The Baathists, for all their shortcomings, had almost succeeded in smothe
ring the flames of terrorism among the Muslim Brotherhood when the Saudi money that began to shower down upon the organization in the mid-1970s fanned its flames among them once more. I well remember the Baath Party’s decision of 1968, when I was in primary school, that performance in religious studies should not determine the future of primary school pupils the way performance in, for example, mathematics or science did. The party could not do away with religious education altogether, but it could reduce its importance, and this was an important step toward withdrawing religious education from the curriculum. No sooner had the Baath Party made this first move to block Islamic expansion than Hafez al-Assad came to power. As a member of a minority he could not take any further similar steps; on the contrary, his fear of the Sunni majority, the womb which had brought forth the Muslim Brotherhood, made him turn a blind eye to the new Saudi-backed Islamic expansion. A bargain was struck: You turn a blind eye to me, and I’ll turn one to you.
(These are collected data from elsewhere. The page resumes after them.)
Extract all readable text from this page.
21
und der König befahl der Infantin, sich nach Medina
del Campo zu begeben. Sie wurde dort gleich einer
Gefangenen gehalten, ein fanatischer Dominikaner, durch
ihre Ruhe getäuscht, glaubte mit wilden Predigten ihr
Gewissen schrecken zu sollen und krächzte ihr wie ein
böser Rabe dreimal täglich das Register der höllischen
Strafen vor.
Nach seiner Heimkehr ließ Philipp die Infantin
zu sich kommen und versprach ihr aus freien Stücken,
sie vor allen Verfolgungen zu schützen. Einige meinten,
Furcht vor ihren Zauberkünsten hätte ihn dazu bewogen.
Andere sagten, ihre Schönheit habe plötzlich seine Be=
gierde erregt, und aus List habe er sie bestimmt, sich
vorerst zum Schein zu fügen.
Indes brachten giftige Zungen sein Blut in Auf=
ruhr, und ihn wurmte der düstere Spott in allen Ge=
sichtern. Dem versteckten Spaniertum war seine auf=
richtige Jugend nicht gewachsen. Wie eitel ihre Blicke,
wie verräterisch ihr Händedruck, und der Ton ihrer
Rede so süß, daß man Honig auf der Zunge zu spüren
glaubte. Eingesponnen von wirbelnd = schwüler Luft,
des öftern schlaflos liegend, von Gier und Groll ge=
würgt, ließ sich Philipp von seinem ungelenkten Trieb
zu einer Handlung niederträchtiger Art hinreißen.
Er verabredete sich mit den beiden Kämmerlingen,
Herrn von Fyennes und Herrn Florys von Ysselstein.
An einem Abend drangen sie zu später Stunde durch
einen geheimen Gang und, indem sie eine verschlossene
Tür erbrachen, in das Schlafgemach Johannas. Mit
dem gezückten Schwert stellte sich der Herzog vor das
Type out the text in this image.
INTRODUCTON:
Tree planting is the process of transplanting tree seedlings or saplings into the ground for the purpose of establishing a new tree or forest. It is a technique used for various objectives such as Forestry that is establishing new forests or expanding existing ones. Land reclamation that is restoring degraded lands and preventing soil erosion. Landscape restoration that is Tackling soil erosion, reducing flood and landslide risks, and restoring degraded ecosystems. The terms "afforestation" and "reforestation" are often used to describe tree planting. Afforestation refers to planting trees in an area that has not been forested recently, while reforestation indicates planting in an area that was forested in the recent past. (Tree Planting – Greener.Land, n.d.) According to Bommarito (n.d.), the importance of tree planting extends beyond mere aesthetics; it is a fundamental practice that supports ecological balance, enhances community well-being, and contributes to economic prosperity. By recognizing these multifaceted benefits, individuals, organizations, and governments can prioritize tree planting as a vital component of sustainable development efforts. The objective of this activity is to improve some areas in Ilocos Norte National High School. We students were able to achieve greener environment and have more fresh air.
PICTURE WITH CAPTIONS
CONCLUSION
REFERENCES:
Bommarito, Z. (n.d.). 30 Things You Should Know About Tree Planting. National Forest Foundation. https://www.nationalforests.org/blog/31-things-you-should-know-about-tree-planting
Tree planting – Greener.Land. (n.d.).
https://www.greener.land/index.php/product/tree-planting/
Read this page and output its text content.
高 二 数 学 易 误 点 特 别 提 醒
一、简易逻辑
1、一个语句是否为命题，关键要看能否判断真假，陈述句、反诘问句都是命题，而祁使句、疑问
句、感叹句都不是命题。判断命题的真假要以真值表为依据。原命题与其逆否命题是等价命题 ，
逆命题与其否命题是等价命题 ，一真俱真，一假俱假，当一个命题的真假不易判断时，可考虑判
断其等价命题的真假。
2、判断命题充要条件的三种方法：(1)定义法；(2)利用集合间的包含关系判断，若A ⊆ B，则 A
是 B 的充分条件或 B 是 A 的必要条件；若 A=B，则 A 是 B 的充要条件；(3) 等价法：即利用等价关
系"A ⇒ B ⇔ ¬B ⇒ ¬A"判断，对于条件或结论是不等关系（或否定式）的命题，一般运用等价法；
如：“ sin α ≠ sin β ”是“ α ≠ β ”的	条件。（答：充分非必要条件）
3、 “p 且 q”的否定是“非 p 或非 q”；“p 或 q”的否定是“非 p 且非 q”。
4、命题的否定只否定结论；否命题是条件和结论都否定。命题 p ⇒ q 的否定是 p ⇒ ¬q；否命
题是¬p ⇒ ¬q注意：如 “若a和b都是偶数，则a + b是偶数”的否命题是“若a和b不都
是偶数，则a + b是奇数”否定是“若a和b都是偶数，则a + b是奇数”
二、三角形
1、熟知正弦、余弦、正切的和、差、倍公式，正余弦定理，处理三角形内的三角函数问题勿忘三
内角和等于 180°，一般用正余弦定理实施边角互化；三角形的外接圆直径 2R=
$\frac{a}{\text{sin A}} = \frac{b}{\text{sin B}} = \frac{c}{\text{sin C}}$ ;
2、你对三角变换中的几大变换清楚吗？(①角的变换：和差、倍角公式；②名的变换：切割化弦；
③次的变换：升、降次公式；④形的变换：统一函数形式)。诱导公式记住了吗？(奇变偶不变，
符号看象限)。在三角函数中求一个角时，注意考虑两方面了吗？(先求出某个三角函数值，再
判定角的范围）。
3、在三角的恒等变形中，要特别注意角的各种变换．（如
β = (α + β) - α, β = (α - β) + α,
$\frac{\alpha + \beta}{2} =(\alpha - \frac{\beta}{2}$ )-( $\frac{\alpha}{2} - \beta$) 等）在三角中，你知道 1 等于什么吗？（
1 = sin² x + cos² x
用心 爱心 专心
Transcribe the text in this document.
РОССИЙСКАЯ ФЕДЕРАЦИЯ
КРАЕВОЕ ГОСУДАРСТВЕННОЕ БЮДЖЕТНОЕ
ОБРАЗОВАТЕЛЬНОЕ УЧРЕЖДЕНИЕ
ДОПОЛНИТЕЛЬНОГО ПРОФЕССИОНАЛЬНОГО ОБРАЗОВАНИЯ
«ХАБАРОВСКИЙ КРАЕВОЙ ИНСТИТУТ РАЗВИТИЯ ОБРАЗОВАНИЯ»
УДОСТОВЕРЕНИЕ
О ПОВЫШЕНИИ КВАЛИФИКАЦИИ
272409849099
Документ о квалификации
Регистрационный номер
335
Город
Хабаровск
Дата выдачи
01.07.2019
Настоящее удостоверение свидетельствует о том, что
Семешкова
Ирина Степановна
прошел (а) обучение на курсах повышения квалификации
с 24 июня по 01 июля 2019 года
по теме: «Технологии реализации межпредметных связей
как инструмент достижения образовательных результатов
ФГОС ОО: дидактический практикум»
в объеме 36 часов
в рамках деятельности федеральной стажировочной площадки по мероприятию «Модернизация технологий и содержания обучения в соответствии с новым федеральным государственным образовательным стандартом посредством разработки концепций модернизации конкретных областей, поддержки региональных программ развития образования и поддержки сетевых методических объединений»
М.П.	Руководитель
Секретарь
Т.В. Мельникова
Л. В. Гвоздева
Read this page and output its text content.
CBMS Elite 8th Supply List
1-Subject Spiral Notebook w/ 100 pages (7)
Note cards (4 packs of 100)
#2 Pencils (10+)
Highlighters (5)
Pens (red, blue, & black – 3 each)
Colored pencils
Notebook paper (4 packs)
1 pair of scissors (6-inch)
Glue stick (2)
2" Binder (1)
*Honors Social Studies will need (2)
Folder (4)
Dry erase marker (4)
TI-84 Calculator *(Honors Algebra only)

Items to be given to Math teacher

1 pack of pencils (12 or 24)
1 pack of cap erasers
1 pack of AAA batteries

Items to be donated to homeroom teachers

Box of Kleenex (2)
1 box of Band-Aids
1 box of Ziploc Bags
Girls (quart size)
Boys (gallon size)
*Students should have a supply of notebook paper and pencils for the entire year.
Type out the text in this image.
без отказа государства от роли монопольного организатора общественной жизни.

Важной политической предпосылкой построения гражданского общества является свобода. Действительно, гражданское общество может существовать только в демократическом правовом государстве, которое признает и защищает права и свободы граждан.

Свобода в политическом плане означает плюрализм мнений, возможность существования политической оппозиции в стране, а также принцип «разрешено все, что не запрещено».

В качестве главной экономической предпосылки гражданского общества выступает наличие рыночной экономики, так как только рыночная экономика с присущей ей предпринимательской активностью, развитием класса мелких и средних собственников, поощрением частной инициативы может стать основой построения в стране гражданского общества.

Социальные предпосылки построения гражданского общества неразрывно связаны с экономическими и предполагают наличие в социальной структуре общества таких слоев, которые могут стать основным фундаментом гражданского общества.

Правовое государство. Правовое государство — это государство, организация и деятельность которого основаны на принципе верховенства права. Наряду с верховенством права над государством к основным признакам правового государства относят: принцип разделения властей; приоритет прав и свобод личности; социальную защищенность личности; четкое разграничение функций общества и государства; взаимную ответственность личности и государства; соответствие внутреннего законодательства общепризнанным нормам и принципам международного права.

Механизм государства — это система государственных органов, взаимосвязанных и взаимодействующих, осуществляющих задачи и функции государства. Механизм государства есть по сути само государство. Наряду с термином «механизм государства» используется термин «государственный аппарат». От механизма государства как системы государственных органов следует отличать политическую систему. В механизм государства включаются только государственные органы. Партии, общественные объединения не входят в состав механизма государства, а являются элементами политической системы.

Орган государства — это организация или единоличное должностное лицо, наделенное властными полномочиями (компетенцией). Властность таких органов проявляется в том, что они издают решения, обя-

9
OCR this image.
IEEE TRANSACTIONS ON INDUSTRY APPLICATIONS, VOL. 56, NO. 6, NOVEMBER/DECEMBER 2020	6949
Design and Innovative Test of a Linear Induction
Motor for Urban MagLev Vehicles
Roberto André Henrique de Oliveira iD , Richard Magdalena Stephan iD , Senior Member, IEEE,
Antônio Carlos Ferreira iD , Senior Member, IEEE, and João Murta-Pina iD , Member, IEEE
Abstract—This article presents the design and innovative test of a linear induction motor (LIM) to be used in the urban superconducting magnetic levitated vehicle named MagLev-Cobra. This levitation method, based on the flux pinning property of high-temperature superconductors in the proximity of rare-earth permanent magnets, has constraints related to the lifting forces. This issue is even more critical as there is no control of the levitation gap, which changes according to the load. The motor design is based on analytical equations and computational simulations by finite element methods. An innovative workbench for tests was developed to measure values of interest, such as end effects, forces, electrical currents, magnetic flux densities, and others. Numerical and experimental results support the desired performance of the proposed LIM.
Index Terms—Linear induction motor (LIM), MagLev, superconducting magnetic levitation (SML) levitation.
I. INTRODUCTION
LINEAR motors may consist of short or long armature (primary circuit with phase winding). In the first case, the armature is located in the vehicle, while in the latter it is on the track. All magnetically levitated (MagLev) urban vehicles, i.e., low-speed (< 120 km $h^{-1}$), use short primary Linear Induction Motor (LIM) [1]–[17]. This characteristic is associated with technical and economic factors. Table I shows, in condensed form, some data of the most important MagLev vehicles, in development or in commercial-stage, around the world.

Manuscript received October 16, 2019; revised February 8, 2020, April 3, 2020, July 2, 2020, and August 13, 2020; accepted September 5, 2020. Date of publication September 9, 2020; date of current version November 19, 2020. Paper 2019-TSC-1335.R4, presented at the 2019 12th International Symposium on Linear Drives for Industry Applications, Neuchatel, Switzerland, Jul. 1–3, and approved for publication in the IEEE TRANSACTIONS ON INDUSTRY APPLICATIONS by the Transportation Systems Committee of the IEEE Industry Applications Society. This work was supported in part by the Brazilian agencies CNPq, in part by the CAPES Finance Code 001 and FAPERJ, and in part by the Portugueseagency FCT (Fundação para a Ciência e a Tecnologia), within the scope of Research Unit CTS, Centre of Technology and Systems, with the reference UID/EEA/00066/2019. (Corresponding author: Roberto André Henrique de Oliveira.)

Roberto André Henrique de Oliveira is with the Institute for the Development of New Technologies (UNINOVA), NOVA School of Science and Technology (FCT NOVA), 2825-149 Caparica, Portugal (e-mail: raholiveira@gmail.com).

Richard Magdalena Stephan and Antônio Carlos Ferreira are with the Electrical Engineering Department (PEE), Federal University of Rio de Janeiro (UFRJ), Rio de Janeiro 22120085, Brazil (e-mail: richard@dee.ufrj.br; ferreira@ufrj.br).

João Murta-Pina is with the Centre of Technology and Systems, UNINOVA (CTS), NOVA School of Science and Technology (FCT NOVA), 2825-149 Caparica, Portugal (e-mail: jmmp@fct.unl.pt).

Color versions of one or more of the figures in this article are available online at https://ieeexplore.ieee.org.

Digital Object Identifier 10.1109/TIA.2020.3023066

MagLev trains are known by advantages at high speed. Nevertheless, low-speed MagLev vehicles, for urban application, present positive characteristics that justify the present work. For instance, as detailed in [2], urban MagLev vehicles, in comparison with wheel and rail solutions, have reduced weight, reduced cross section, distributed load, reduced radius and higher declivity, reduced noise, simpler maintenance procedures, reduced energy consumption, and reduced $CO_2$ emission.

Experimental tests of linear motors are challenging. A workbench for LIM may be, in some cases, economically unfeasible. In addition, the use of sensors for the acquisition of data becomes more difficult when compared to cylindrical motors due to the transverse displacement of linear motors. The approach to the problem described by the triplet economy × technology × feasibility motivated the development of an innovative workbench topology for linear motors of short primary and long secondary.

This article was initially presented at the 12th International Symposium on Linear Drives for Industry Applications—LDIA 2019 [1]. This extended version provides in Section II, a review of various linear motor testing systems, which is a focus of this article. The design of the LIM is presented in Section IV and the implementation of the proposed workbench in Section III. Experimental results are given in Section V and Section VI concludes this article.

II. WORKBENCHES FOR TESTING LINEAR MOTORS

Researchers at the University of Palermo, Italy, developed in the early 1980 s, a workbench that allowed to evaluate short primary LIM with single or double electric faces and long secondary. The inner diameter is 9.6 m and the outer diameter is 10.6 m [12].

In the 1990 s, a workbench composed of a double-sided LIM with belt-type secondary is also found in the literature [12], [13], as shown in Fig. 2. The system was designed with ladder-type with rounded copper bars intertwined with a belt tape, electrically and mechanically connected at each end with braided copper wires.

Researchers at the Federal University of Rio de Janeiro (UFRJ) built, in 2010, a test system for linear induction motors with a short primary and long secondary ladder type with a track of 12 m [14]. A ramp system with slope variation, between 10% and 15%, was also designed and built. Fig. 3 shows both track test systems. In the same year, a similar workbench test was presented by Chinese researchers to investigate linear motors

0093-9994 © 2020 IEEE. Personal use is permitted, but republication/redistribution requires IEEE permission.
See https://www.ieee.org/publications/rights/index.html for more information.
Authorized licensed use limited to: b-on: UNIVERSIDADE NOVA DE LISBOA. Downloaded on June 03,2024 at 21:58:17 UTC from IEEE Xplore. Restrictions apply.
Corruption ran riot in the ranks of the ruling elite just as Saudi Wahhabism ran riot among the masses of the Sunni populace. Both situations got so out of hand that neither party was any longer capable of considering anything beyond its own interests. While the Syrian president and his entourage were smuggling billions of dollars out of the country and living a life of shameless wealth, most Syrians of all denominations were suffering from degrading poverty.
The Sunnis felt that they had been duped, and welcomed the Muslim Brotherhood—well provided with Saudi money and glutted to the point of indigestion with Islamic teachings—not from a hope that it would improve the situation, but from a desire to be avenged on those responsible for it. The entire Alawite community became the scapegoat, and the educated class, most of whose members Assad had thrown into prison because they had dared to defy him, was easy prey for Islamist terrorism. This class had no way of protecting itself, and the Muslim Brotherhood’s secret armed squads hunted down its university-educated members—doctors, engineers, university lecturers, and judges—unmercifully, and murdered them one by one, while Assad’s regime stood by and ignored what was happening.